Monday, December 13, 2010

"Europe Central" by William T. Vollmann

I started reading this masterpiece in June. Six months later, I am 150 pages from the end, but I will most likely finish it in the next few days. A few things popped up here and there that either prevented or precipitated heavy amounts of reading: LSAT preparation, a trip to Seattle, Cosmos by Sagan, Thanksgiving, and scattered weeks of heavy work schedules. That being said, I think the passing time has allowed me to more deeply come to understand that complexity that drives not the plot of "Europe Central", but the literary purity. My understanding of the book has developed in stages and I feel that, with such a short amount left (the book stands at 750 pages, total), I can provide some general insight into what this book is at an elemental and essential level.

To start, I will quote the back of the book, to provide the sort of concise summation of background that I simply cannot write:

In this magnificent work of fiction, acclaimed author William T. Vollmann turns his trenchant eye on the authoritarian cultures of Germany and the USSR in the twentieth century to render a mesmerizing perspective on human experience during wartime. Through interwoven narratives that paint a composite portrait of these two battling leviathans and the monstrous age they defined, EUROPE CENTRAL captures a chorus of voices both real and fictional - a young German who joins the SS to fight its crimes, two generals who collaborate with the enemy for different reasons, the Soviet composer Dmitri Shostakovich and the Stalinist assaults upon his work and life. With these and other unforgettable stories, Vollmann breathes life into a haunting chapter form the past and gives us a daring literary masterpiece.

That phrase "two battling leviathans and the monstrous age they defined" perfectly encapsulates the central metaphor of the book: the defining quality of juxtaposition. Each chapter serves as a call to a later chapter's response. Successive chapters always differ in content but the use of some imagery or events is consistently adapted to several contexts that lead to the ultimate conclusion: the vignettes of generals, martyrs, artists, and leaders; the omnipotent narratives and pretentious critiques of high art from the ever-observing NKVD officer, Comrade Alexandrov; the dreamlike and ideologically driven stories of the front by former telephone operator and Gehlen operative; all is written to support the analogy between the times and the love triangle between Elena, Shostakovich, and Karmen.

Elena Konstantinovskaya is not your traditional main character. Very little of the story is about her. Most of Europe Central's plot is dedicated to Shostakovich. A large portion is dedicated to Roman Karmen. But between the actions of these two characters and the imagery that continually strives to describe beauty and horror in terms of a beautiful, dark haired woman (and vise-versa: typically, interactions between Elena, Shostakovich and Karmen are written in terms of art and war) who we know as Elena Konstantinovskaya. She is the focal point of the book in that every detail described in any chapter serves only to more finely tune the gigantic analogy of Elena that I know as EUROPE CENTRAL.

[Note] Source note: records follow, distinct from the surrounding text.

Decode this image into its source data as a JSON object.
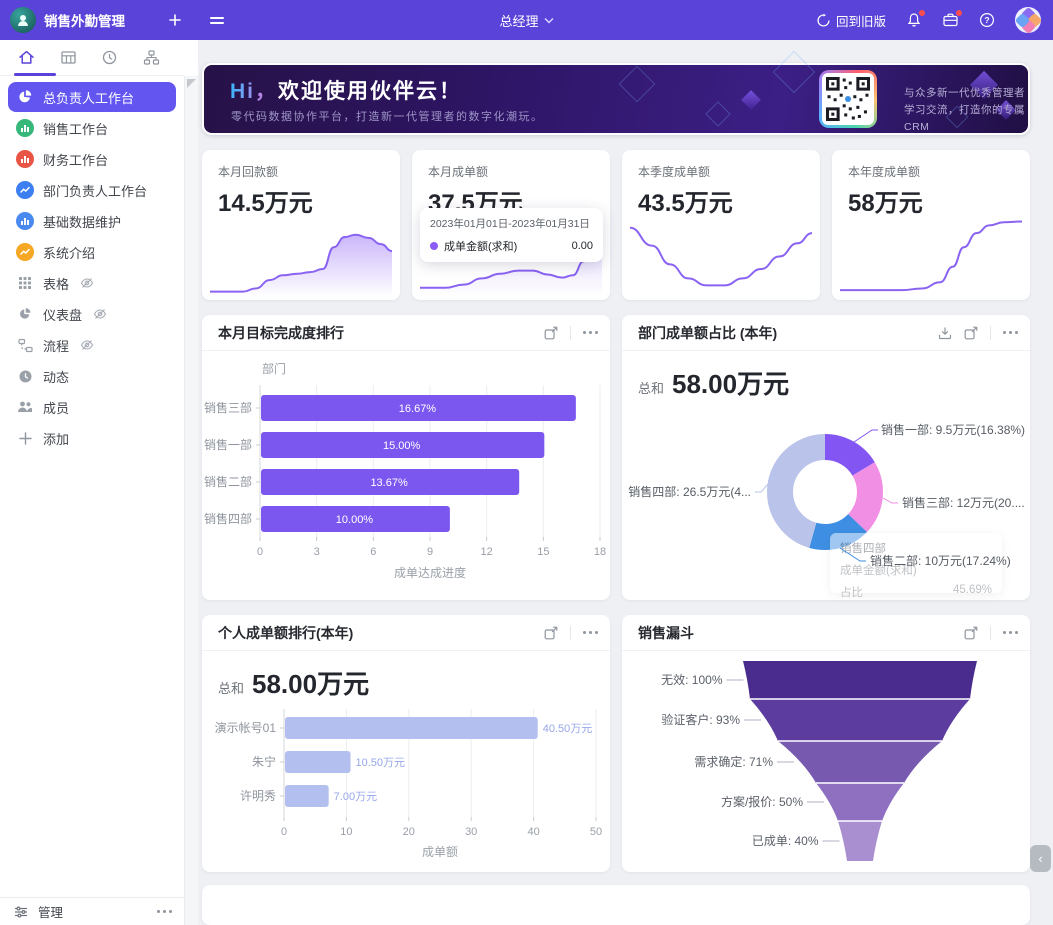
{
  "nav": {
    "app_title": "销售外勤管理",
    "role": "总经理",
    "back_label": "回到旧版"
  },
  "sidebar": {
    "items": [
      {
        "label": "总负责人工作台"
      },
      {
        "label": "销售工作台"
      },
      {
        "label": "财务工作台"
      },
      {
        "label": "部门负责人工作台"
      },
      {
        "label": "基础数据维护"
      },
      {
        "label": "系统介绍"
      },
      {
        "label": "表格"
      },
      {
        "label": "仪表盘"
      },
      {
        "label": "流程"
      },
      {
        "label": "动态"
      },
      {
        "label": "成员"
      }
    ],
    "add_label": "添加",
    "manage_label": "管理"
  },
  "banner": {
    "hi": "Hi，",
    "title": "欢迎使用伙伴云！",
    "subtitle": "零代码数据协作平台，打造新一代管理者的数字化潮玩。",
    "qr_line1": "与众多新一代优秀管理者",
    "qr_line2": "学习交流，打造你的专属CRM"
  },
  "stat_cards": [
    {
      "label": "本月回款额",
      "value": "14.5万元"
    },
    {
      "label": "本月成单额",
      "value": "37.5万元",
      "tooltip": {
        "date_range": "2023年01月01日-2023年01月31日",
        "series": "成单金额(求和)",
        "value": "0.00"
      }
    },
    {
      "label": "本季度成单额",
      "value": "43.5万元"
    },
    {
      "label": "本年度成单额",
      "value": "58万元"
    }
  ],
  "chart_data": [
    {
      "type": "bar",
      "orientation": "horizontal",
      "title": "本月目标完成度排行",
      "ylabel": "部门",
      "xlabel": "成单达成进度",
      "categories": [
        "销售三部",
        "销售一部",
        "销售二部",
        "销售四部"
      ],
      "values": [
        16.67,
        15.0,
        13.67,
        10.0
      ],
      "value_labels": [
        "16.67%",
        "15.00%",
        "13.67%",
        "10.00%"
      ],
      "xlim": [
        0,
        18
      ],
      "ticks": [
        0,
        3,
        6,
        9,
        12,
        15,
        18
      ],
      "bar_color": "#7b57f0"
    },
    {
      "type": "pie",
      "title": "部门成单额占比 (本年)",
      "total_label": "总和",
      "total_value": "58.00万元",
      "slices": [
        {
          "name": "销售一部",
          "value": 9.5,
          "pct": 16.38,
          "label": "销售一部: 9.5万元(16.38%)",
          "color": "#8355f2"
        },
        {
          "name": "销售三部",
          "value": 12,
          "pct": 20.69,
          "label": "销售三部: 12万元(20....",
          "color": "#f18fe4"
        },
        {
          "name": "销售二部",
          "value": 10,
          "pct": 17.24,
          "label": "销售二部: 10万元(17.24%)",
          "color": "#3e8fe3"
        },
        {
          "name": "销售四部",
          "value": 26.5,
          "pct": 45.69,
          "label": "销售四部: 26.5万元(4...",
          "color": "#bac3e9"
        }
      ],
      "tooltip": {
        "title": "销售四部",
        "row1_label": "成单金额(求和)",
        "row1_value": "",
        "row2_label": "占比",
        "row2_value": "45.69%"
      }
    },
    {
      "type": "bar",
      "orientation": "horizontal",
      "title": "个人成单额排行(本年)",
      "total_label": "总和",
      "total_value": "58.00万元",
      "xlabel": "成单额",
      "categories": [
        "演示帐号01",
        "朱宁",
        "许明秀"
      ],
      "values": [
        40.5,
        10.5,
        7
      ],
      "value_labels": [
        "40.50万元",
        "10.50万元",
        "7.00万元"
      ],
      "xlim": [
        0,
        50
      ],
      "ticks": [
        0,
        10,
        20,
        30,
        40,
        50
      ],
      "bar_color": "#b3bfee"
    },
    {
      "type": "funnel",
      "title": "销售漏斗",
      "stages": [
        {
          "name": "无效",
          "pct": 100,
          "label": "无效: 100%"
        },
        {
          "name": "验证客户",
          "pct": 93,
          "label": "验证客户: 93%"
        },
        {
          "name": "需求确定",
          "pct": 71,
          "label": "需求确定: 71%"
        },
        {
          "name": "方案/报价",
          "pct": 50,
          "label": "方案/报价: 50%"
        },
        {
          "name": "已成单",
          "pct": 40,
          "label": "已成单: 40%"
        }
      ],
      "colors": [
        "#4a2c8f",
        "#5d3ca0",
        "#775ab0",
        "#8f70c0",
        "#a98fd0"
      ]
    }
  ],
  "sparklines": {
    "s0": [
      [
        0,
        97
      ],
      [
        18,
        97
      ],
      [
        25,
        93
      ],
      [
        33,
        82
      ],
      [
        40,
        76
      ],
      [
        48,
        74
      ],
      [
        55,
        72
      ],
      [
        62,
        68
      ],
      [
        68,
        40
      ],
      [
        74,
        27
      ],
      [
        80,
        24
      ],
      [
        87,
        28
      ],
      [
        94,
        36
      ],
      [
        100,
        45
      ]
    ],
    "s1": [
      [
        0,
        92
      ],
      [
        14,
        92
      ],
      [
        24,
        88
      ],
      [
        34,
        80
      ],
      [
        44,
        74
      ],
      [
        54,
        70
      ],
      [
        62,
        70
      ],
      [
        70,
        75
      ],
      [
        78,
        79
      ],
      [
        84,
        76
      ],
      [
        90,
        58
      ],
      [
        95,
        32
      ],
      [
        100,
        8
      ]
    ],
    "s2": [
      [
        0,
        15
      ],
      [
        12,
        38
      ],
      [
        22,
        62
      ],
      [
        32,
        80
      ],
      [
        42,
        89
      ],
      [
        52,
        89
      ],
      [
        62,
        80
      ],
      [
        72,
        68
      ],
      [
        82,
        52
      ],
      [
        92,
        35
      ],
      [
        100,
        22
      ]
    ],
    "s3": [
      [
        0,
        95
      ],
      [
        18,
        95
      ],
      [
        34,
        95
      ],
      [
        45,
        93
      ],
      [
        55,
        85
      ],
      [
        62,
        65
      ],
      [
        68,
        40
      ],
      [
        75,
        22
      ],
      [
        82,
        12
      ],
      [
        90,
        8
      ],
      [
        100,
        7
      ]
    ]
  },
  "colors": {
    "accent": "#5a43d8",
    "spark": "#8a63f2",
    "danger": "#ff4d4f"
  }
}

A fine example is found in the chapter "We'll Never Mention It Again". The reader gains a superfluous understanding of Elena in the opening lines of the chapter, which reads: "Everytime she said no to him, that no was as perfect as her cheekbones. There was about her something comfortably immovable, reassuringly merciless..." So early in the chapter, you can not be sure to whom Elena is saying "no", whether Shostakovich or Karmen, but the complexity of the those opening lines, that she is "comfortably immovable, reassuringly merciless..." is better understood in the context of the previous chapter, "Red Guillotine". "Red Guillotine" details the life of Hilde Benjamin (http://en.wikipedia.org/wiki/Hilde_Benjamin), an East German judge dubbed the 'Red Guillotine' for her aggressive propensity to sentence beheading to those leftover Nazis and Anglo-American instigators. "Red Guillotine" is spent illuminating that Benjamin was "immovable...merciless..." When Vollmann tells us that Elena says no, she says it with the force of thousands of executions. This is one example of the way in which the complex relationship between Elena, Shostakovich, and Karmen is not only narrated, but progressed. Words are bombs, bodies movements of armies, nos executions, and so forth. To return, this is why I believe the phrase "two battling leviathans and the monstrous age they define" perfectly sums the book. The war between Nazi Germany and the USSR serves as an analogy for the love triangle in the sheer passion of intensity.

And that's why this book was awarded the National Book Award in 2005.